Конёв говорит охотно, но — как бы додумывая какую-то невесёлую думу. Он смотрит в землю. Ветер треплет его рассеянную бородку и рваный пиджак, срывает с головы картуз — измятую тряпицу без козырька, с вырванной подкладкой, — картуз этот — точно чепчик и придаёт интересной голове Конёва смешной бабий вид.

— М-да-а, — сплюнув, сквозь зубы тянет он, — приметная бабёночка… рысак, просто сказать! Нанёс чорт толстомордого этого… у меня бы с ей, глядишь, дела наладились хорошие, а он… пожалуйте!
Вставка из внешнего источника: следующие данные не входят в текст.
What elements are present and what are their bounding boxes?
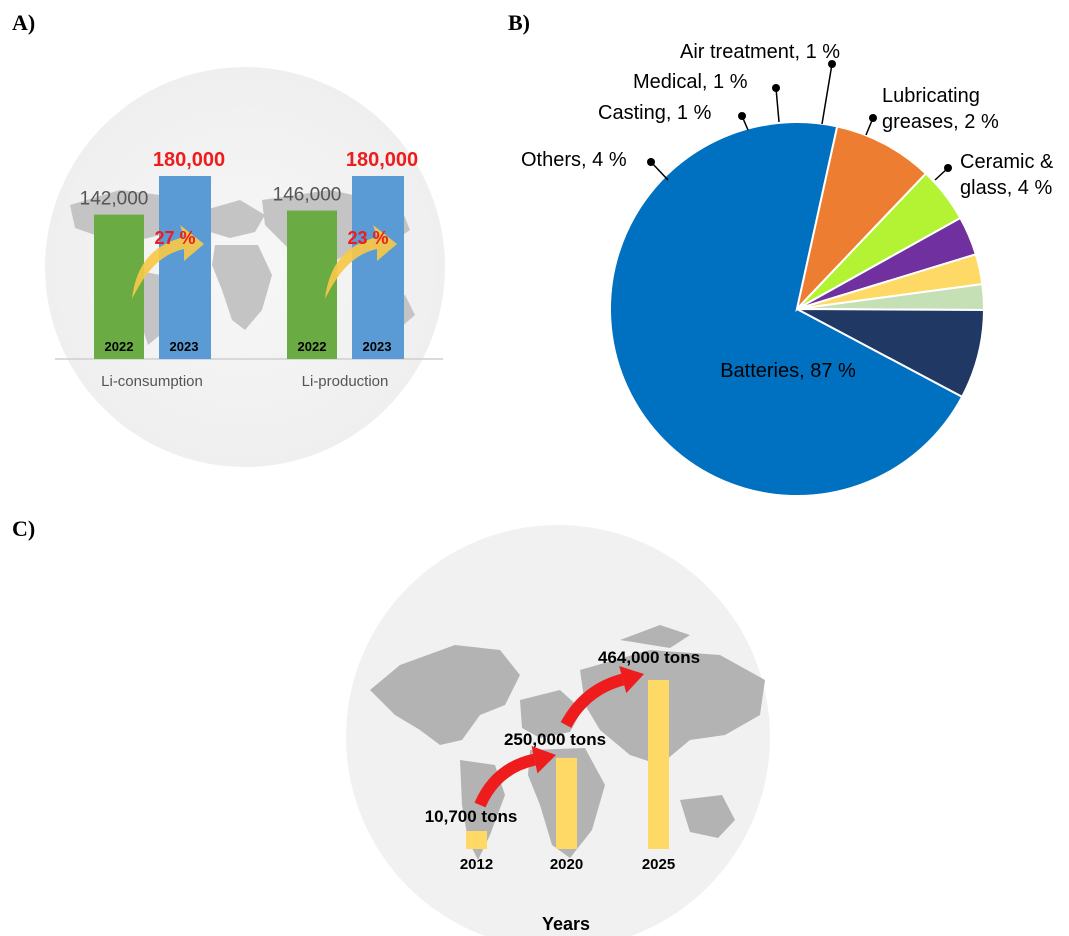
leader-line bbox=[775, 87, 780, 123]
growth-label: 27 % bbox=[154, 228, 195, 248]
pie-slice-0 bbox=[609, 121, 964, 497]
leader-dot bbox=[869, 114, 877, 122]
leader-dot bbox=[772, 84, 780, 92]
x-axis-label: Years bbox=[542, 914, 590, 934]
pie-label-2: Lubricating greases, 2 % bbox=[882, 85, 999, 133]
pie-slice-6 bbox=[796, 308, 986, 399]
leader-dot bbox=[647, 158, 655, 166]
bar-value-label: 146,000 bbox=[273, 185, 342, 206]
bar-value-label: 180,000 bbox=[153, 149, 225, 171]
bar-value-label: 180,000 bbox=[346, 149, 418, 171]
pie-label-batteries: Batteries, 87 % bbox=[720, 360, 856, 382]
pie-label-6: Others, 4 % bbox=[521, 149, 627, 171]
value-label: 250,000 tons bbox=[504, 730, 606, 749]
leader-line bbox=[650, 161, 669, 181]
pie-label-4: Medical, 1 % bbox=[633, 71, 748, 93]
pie-label-1: Ceramic & glass, 4 % bbox=[960, 151, 1054, 199]
growth-label: 23 % bbox=[347, 228, 388, 248]
growth-arrow bbox=[132, 225, 204, 299]
bar-2025 bbox=[648, 680, 669, 849]
leader-dot bbox=[944, 164, 952, 172]
bar-year-label: 2022 bbox=[105, 339, 134, 354]
leader-dot bbox=[738, 112, 746, 120]
bar-value-label: 142,000 bbox=[80, 189, 149, 210]
leader-dot bbox=[828, 60, 836, 68]
bar-2020 bbox=[556, 757, 577, 849]
leader-line bbox=[821, 63, 833, 125]
panel-label-a: A) bbox=[12, 10, 36, 35]
panel-c-chart: 2012 2020 2025 10,700 tons 250,000 tons 464,0… bbox=[425, 648, 700, 934]
bar-1-1 bbox=[352, 176, 404, 359]
pie-label-3: Air treatment, 1 % bbox=[680, 41, 840, 63]
value-label: 464,000 tons bbox=[598, 648, 700, 667]
panel-label-c: C) bbox=[12, 516, 36, 541]
group-label: Li-production bbox=[302, 373, 389, 390]
growth-arrow-head bbox=[531, 745, 556, 774]
panel-a-chart: 2022 142,000 2023 180,000 27 % Li-consumption… bbox=[80, 149, 418, 390]
panel-label-b: B) bbox=[508, 10, 530, 35]
growth-arrow bbox=[325, 225, 397, 299]
year-label: 2012 bbox=[460, 856, 493, 873]
bar-year-label: 2023 bbox=[363, 339, 392, 354]
pie-label-5: Casting, 1 % bbox=[598, 102, 712, 124]
group-label: Li-consumption bbox=[101, 373, 203, 390]
pie-slice-1 bbox=[795, 125, 928, 313]
panel-b-chart: Batteries, 87 % Ceramic & glass, 4 % Lubric… bbox=[521, 41, 1054, 497]
bar-year-label: 2022 bbox=[298, 339, 327, 354]
value-label: 10,700 tons bbox=[425, 807, 518, 826]
growth-arrow-head bbox=[619, 666, 644, 694]
growth-arrow-shaft bbox=[474, 753, 536, 808]
growth-arrow-shaft bbox=[560, 673, 625, 728]
bar-2012 bbox=[466, 831, 487, 849]
year-label: 2025 bbox=[642, 856, 675, 873]
bar-0-1 bbox=[159, 176, 211, 359]
bar-year-label: 2023 bbox=[170, 339, 199, 354]
year-label: 2020 bbox=[550, 856, 583, 873]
Пёс…

— Ты говорил — у тебя жена есть…

Конёв метнул в лицо мне сердитый взгляд и отвернулся, ворча:

— Али я жену в котомке ношу?

Площадью идёт кособокий усатый казак, с большими ключами в руке, — в другой у него смятая фуражка вперёд козырьком. За ним, всхлипывая и вытирая глаза кулаками, плетётся кудрявый мальчик, лет восьми, и шершавая собака, — морда у неё унылая, хвост опущен, должно быть — тоже обижена. Когда мальчонка всхлипнет громче, казак останавливается, молча ждёт его и, ударив по темени козырьком фуражки, идёт дальше, качаясь, как пьяный, а мальчик и собака несколько секунд стоят на месте, один — визжит, другая, равнодушно нюхая воздух старым чёрным носом, встряхивает хвостом в репьях. Вид у неё ко всему привычный, и она похожа на Конёва, только старше.

— Ты вот сказал — жена, — тяжко вздыхая, говорит Конёв, — конечно… ну, — не всякая болезнь — до смерти!.. Женили меня девятнадцати лет…

Остальное я знаю, слышал эти рассказы неоднократно, но мне лень остановить Конёва, и в уши назойливо лезут знакомые жалобы.

— Девка сытая, на любовь охочая. Пошли-посыпались дети, вроде бы тараканы с полатей.

Ветер становится тише, уныло шепчет о чём-то…

— Оглянуться не успел, а их — семеро, и все живут, — на тебе! А всего заводу было тринадцать — к чему это? Теперь считай: ей сорок два, а мне сорок три, она — старуха, а я — вот он! Я ещё весёлый. Одолела меня бедность-нищета, старшенькая девчоночка моя зиму эту в кусочки ходила — что поделаешь? А я — по городам шлялся, ну — там для нас одно дело: гляди да облизывайся! Прямо — вижу, не хватит меня, — плюнул на всё и — пошёл…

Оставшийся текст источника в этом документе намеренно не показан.